Existing Stockholders—As detailed above, benefits attainable by business owners through ESOP cannot be matched anywhere else within our tax system—a company’s income can be made to be tax-exempt; stock can be sold without a tax on realized gain; different forms of “Synthetic Equity” can be designed to enable a stock sale to be coupled with a continuing equity interest in company growth; and so much more. You will see that where the business involved is profitable and worth considerable money, an ESOP can be quite lucrative. Moreover, ESOPs are flexible and can be tailored to meet varying goals—including the advantageous treatment of heirs whether or not they maintain a continuing active interest in the business.
Employees—ESOPs couple well with other types of employee retirement vehicles such as 401(k) and profit-sharing plans. They serve the purpose of supplementing retirement benefits and correlating employee wealth with the success of their employer. That’s where “employee ownership” comes into play and incentivizes employees to enhance their performance for the good of all concerned.
The Company—Companies prosper when their employees are enthused and incentivized, and tax benefits (e.g., being tax-exempt) inure to them as well as to their stockholders.
Lenders—Incurring stock-acquisition debt is a major factor in most ESOP transactions.

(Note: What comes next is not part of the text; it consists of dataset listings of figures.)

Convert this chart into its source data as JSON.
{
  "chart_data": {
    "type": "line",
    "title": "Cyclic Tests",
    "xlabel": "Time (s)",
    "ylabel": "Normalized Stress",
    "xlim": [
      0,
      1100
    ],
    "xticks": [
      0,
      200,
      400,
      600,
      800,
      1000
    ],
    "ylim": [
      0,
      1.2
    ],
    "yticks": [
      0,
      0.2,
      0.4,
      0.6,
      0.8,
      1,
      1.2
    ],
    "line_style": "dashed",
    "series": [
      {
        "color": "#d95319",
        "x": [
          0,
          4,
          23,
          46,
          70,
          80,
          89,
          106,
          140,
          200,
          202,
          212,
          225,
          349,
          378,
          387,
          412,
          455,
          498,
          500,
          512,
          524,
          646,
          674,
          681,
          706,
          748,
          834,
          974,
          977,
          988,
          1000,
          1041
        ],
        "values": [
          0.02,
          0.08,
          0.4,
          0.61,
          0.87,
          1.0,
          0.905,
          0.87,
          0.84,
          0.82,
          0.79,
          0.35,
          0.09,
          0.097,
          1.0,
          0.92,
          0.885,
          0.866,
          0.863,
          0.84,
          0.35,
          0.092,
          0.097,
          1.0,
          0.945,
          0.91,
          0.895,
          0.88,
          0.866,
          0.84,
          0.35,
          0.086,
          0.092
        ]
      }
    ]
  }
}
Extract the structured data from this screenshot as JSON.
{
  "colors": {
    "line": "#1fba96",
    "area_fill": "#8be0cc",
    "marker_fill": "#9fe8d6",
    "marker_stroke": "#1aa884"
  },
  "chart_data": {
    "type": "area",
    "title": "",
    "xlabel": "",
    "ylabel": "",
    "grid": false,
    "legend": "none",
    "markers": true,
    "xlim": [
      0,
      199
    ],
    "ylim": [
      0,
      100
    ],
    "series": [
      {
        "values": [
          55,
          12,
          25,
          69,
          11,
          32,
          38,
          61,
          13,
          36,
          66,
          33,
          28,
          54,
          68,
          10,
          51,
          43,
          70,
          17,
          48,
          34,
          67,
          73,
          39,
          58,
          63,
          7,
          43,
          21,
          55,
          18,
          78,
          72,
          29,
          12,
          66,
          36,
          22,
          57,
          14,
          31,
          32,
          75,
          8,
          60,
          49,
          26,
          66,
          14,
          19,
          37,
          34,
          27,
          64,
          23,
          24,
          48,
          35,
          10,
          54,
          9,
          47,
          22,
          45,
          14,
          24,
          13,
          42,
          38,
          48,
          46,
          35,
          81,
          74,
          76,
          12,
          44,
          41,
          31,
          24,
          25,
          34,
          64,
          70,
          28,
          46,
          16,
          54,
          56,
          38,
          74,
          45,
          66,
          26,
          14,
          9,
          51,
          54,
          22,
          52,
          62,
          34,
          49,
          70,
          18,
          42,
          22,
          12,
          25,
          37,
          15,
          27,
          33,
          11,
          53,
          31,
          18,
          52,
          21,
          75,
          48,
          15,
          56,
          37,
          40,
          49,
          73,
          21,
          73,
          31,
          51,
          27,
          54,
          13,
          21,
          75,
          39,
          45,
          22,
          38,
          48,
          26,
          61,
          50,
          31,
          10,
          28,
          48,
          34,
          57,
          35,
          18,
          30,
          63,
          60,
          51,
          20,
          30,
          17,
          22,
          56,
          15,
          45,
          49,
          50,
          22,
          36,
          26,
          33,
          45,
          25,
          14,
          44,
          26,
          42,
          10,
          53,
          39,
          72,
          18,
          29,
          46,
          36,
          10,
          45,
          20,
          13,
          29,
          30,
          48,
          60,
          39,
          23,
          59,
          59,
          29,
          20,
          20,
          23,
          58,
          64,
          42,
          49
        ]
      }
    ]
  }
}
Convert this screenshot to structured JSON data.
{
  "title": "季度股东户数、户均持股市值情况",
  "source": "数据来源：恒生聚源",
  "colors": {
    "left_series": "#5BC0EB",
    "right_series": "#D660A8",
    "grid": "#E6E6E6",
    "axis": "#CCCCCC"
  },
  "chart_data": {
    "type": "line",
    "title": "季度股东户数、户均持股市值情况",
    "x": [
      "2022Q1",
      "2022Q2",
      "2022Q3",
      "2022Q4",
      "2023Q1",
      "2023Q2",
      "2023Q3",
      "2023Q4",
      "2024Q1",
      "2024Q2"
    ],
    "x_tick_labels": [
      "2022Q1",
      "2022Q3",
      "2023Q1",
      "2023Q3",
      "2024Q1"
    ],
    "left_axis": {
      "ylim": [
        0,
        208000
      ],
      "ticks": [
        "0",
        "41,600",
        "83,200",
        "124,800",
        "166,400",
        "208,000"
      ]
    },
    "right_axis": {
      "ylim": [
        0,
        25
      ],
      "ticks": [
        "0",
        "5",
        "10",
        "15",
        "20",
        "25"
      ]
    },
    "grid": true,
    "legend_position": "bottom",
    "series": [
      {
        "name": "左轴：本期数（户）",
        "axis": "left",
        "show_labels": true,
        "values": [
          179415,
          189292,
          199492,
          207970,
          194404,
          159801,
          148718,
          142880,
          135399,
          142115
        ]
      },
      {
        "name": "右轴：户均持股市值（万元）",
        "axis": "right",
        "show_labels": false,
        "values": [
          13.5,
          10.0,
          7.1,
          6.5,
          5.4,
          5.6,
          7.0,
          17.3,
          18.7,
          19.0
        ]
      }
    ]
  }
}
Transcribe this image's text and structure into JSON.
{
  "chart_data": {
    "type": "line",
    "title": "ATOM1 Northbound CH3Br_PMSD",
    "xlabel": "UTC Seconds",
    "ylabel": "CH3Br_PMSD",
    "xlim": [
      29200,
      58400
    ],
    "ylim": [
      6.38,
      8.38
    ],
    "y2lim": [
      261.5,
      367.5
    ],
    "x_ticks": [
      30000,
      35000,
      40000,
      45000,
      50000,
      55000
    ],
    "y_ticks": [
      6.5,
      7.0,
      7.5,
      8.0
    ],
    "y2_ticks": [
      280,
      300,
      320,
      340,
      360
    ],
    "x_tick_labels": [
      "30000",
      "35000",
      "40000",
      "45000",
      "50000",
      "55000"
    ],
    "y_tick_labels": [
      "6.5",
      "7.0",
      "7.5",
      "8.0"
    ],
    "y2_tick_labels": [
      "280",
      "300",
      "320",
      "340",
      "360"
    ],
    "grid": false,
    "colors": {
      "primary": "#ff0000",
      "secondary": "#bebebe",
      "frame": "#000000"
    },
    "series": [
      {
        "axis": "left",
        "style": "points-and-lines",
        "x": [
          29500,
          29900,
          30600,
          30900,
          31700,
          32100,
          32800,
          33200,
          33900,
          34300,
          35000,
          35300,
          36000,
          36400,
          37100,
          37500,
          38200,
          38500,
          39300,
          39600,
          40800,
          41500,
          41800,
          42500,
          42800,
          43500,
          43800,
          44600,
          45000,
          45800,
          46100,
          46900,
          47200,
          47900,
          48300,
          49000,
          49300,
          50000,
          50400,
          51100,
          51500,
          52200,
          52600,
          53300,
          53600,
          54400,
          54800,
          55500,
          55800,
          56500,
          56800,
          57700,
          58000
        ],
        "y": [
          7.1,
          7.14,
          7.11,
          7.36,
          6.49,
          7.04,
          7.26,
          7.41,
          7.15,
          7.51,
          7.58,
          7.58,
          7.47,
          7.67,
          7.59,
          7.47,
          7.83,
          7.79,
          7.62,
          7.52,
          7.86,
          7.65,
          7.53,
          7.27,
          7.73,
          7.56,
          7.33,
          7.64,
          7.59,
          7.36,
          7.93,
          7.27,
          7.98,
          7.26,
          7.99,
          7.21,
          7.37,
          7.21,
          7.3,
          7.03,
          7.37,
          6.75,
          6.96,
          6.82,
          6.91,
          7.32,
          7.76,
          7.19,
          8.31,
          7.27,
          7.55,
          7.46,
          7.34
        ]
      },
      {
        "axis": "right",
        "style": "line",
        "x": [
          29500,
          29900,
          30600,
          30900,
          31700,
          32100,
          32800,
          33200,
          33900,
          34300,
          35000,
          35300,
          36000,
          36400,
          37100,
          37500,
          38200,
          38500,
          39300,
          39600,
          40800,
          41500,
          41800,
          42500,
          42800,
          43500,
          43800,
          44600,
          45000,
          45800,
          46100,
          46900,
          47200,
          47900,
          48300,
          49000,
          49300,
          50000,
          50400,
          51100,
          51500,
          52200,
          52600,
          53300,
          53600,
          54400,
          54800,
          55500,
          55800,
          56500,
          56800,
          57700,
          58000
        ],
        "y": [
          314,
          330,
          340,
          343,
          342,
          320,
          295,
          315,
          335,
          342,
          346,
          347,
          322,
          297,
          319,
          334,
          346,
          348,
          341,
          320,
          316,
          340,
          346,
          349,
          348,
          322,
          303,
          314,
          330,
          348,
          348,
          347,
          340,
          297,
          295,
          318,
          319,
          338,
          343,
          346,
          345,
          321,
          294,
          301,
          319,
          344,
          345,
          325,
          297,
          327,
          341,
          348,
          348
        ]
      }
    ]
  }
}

Banks and other prime lenders recognize that ESOP companies are usually good credit risks. Remember that ESOPs are really only logical for profitable companies that have a high net worth and Congress has helped by enacting into law provisions specifically designed to encourage banks to make ESOP loans.
Our Government—I started out by saying that Congress is enthused about ESOPs. Starting with Senator Russell Long, for many years the chair of the Senate Finance Committee, who led the effort, Congress infused into ERISA incentives intended to encourage U.S. corporations to adopt ESOPs. Periodically, Congress holds hearings to further consider the desirability of continuing this line of thought. Expert testimony has been elicited and evidence in the form of in-depth studies comparing results achieved by ESOP companies with their non-ESOP contemporaries discloses that the former are more productive and profitable than the latter. Universities and organizations such as The ESOP Association, The National Center for Employee Ownership, and the Employee Benefits Research Institute have engaged in this kind of research and analysis and compiled convincing evidence in support of this conclusion. Carried to its logical end, making U.S. private industry more productive makes the USA more competitive internationally—which, in turn, fosters a continuing affinity between Congress and ESOPs.
The Bottom Line
An ESOP is not always the right answer. It may be that it doesn’t fit the goals at hand. But unless this planning alternative has been at least considered, it is hard to justify that an adequate study has been done.